L'arbitrage n'est pas une justice exceptionnelle, c'est même la forme originelle de la justice, et il existe depuis quelque 4 000 ans. La seule différence entre l'arbitrage et la justice étatique est que l'on choisit celui qui va rendre la décision à laquelle on accepte par avance de se soumettre.

L'arbitrage n'est pas une justice dérogatoire. Il s'est progressivement imposé comme la justice des affaires, particulièrement en matière internationale, où il est devenu la justice exclusive car nul n'a envie de se retrouver devant la justice de l'autre pays, non par défiance, mais parce que les règles appliquées relèvent d'une autre culture. Le Parlement le sait bien qui, le 17 octobre dernier, a voté la loi permettant l'ouverture d'une annexe du musée du Louvre à Abou Dhabi : ce texte prévoit que tous les conflits seront tranchés par la voie de l'arbitrage. De même que les contractants français ne souhaiteraient pas, en cas de litige, se retrouver devant la justice de l'émirat, de même le contractant américain qui s'implante à Marne-la-Vallée ne souhaite pas se retrouver devant la justice française, si bien que la clause prévoyant le recours à l'arbitrage a été une condition sine qua non de l'implantation d'Eurodisney en France.
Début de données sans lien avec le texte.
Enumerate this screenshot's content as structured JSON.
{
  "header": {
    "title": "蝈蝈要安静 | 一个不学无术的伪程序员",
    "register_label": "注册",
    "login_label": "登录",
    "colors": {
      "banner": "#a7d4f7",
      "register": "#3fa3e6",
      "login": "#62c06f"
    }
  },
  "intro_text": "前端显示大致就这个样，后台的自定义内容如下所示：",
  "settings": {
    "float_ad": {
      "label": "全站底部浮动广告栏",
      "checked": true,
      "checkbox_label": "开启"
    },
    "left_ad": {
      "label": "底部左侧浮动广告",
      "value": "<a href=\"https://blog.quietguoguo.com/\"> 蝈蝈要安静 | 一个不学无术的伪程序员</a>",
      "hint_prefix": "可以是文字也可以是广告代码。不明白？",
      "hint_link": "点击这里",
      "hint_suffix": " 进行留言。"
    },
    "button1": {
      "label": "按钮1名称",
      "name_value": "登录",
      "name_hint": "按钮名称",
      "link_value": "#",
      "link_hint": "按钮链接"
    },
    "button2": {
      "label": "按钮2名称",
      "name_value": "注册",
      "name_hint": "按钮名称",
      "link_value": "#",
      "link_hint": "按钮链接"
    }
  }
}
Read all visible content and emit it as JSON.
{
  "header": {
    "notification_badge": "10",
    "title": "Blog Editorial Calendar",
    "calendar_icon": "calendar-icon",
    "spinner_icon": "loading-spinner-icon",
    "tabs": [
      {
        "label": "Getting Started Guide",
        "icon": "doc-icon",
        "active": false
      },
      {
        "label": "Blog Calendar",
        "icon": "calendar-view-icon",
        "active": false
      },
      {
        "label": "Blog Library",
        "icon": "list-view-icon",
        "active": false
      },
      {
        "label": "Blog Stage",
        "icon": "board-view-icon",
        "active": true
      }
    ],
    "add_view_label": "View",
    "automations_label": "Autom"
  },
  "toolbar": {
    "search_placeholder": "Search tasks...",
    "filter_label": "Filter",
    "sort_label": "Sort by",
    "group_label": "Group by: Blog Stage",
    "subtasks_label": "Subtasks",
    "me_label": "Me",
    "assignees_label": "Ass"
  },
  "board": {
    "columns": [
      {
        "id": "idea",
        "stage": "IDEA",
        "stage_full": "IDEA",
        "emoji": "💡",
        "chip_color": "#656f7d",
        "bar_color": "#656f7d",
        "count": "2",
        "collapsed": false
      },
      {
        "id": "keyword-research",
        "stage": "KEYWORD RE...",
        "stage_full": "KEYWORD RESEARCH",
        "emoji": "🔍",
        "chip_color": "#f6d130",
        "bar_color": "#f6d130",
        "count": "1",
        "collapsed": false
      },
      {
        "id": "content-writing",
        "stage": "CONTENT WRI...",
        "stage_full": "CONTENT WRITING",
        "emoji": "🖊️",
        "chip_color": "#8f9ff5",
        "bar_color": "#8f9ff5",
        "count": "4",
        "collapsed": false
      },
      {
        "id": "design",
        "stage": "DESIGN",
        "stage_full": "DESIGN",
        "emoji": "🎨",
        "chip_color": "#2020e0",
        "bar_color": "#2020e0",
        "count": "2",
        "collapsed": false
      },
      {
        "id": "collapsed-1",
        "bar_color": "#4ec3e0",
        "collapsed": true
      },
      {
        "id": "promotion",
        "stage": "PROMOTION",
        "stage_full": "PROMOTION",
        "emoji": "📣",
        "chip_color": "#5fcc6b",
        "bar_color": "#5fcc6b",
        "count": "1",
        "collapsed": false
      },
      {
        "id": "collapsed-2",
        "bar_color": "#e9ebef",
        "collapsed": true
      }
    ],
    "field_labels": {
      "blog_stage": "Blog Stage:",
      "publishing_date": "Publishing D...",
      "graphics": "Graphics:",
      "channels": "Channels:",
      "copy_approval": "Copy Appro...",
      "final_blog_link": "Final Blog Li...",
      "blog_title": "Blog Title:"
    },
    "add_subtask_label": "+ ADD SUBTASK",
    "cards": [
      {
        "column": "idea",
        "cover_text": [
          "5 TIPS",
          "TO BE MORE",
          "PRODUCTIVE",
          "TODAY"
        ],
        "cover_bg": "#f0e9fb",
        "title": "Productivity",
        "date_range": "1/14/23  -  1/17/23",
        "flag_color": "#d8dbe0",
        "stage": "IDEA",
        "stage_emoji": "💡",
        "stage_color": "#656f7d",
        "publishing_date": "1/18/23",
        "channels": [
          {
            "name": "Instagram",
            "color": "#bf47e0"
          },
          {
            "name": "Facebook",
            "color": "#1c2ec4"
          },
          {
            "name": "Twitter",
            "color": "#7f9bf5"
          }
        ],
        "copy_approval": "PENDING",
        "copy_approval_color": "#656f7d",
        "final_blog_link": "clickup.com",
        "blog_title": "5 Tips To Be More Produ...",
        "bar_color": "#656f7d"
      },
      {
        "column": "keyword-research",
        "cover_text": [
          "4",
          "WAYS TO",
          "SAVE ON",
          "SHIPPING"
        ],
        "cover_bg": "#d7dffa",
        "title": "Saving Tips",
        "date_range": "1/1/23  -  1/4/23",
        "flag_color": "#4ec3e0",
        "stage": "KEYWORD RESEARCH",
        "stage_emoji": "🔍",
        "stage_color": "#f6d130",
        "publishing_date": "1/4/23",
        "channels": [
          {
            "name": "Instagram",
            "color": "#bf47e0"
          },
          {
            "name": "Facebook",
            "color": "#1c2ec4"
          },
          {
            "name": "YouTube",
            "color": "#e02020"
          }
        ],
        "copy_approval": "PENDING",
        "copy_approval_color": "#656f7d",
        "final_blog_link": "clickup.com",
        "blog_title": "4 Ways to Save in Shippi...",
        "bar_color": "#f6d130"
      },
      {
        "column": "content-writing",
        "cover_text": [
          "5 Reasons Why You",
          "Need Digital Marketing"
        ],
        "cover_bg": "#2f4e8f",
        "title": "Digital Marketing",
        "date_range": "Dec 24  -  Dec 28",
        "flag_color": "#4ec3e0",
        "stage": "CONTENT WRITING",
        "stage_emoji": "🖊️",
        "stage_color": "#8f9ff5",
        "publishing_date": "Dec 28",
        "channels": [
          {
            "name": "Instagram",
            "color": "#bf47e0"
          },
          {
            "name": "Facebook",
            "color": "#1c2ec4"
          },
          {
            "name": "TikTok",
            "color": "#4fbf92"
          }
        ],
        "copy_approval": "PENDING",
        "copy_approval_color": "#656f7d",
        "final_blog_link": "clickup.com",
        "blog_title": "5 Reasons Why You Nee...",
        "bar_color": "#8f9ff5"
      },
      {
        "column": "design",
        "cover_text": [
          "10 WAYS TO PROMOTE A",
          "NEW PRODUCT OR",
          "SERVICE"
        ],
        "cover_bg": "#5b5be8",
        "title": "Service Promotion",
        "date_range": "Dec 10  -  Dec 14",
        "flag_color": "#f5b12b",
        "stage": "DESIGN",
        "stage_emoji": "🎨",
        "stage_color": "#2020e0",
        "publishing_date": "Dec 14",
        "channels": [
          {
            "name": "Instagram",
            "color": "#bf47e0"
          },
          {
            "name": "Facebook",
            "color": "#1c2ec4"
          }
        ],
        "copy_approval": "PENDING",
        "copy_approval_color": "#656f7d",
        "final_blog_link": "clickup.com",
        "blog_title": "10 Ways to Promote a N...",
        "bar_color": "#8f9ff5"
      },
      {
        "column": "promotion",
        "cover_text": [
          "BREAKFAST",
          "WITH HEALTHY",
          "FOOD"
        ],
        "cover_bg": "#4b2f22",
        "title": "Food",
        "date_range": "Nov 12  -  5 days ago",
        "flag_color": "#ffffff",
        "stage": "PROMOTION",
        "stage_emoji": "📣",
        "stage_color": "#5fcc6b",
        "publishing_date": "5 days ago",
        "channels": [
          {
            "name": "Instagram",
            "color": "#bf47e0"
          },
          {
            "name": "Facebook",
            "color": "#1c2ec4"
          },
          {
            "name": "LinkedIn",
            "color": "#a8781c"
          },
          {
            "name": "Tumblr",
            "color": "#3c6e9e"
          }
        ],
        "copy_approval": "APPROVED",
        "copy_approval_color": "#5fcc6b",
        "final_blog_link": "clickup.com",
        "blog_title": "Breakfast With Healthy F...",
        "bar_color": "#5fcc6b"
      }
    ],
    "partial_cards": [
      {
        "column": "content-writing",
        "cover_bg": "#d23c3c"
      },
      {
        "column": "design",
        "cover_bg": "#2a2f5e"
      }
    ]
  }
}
Ces deux exemples montrent que l'État peut conclure des conventions d'arbitrage et qu'il est même tenu de le faire lorsqu'il intervient comme opérateur du commerce international. Il n'existe pas d'interdiction de principe du recours à l'arbitrage pour l'État ou les collectivités publiques, mais la question de son recours à l'arbitrage en matière interne se pose peut-être différemment.

L'arbitrage n'est pas non plus une justice occulte ou sulfureuse. Le droit de l'arbitrage repose sur deux séries de normes : normes d'origine nationale et normes d'origine internationale. Pour les normes nationales, c'est le code civil qui autorise l'arbitrage et le code de procédure civile qui l'organise. Ces normes existaient déjà dans le code de procédure civile de 1807, ce qui dit assez la continuité de cette justice.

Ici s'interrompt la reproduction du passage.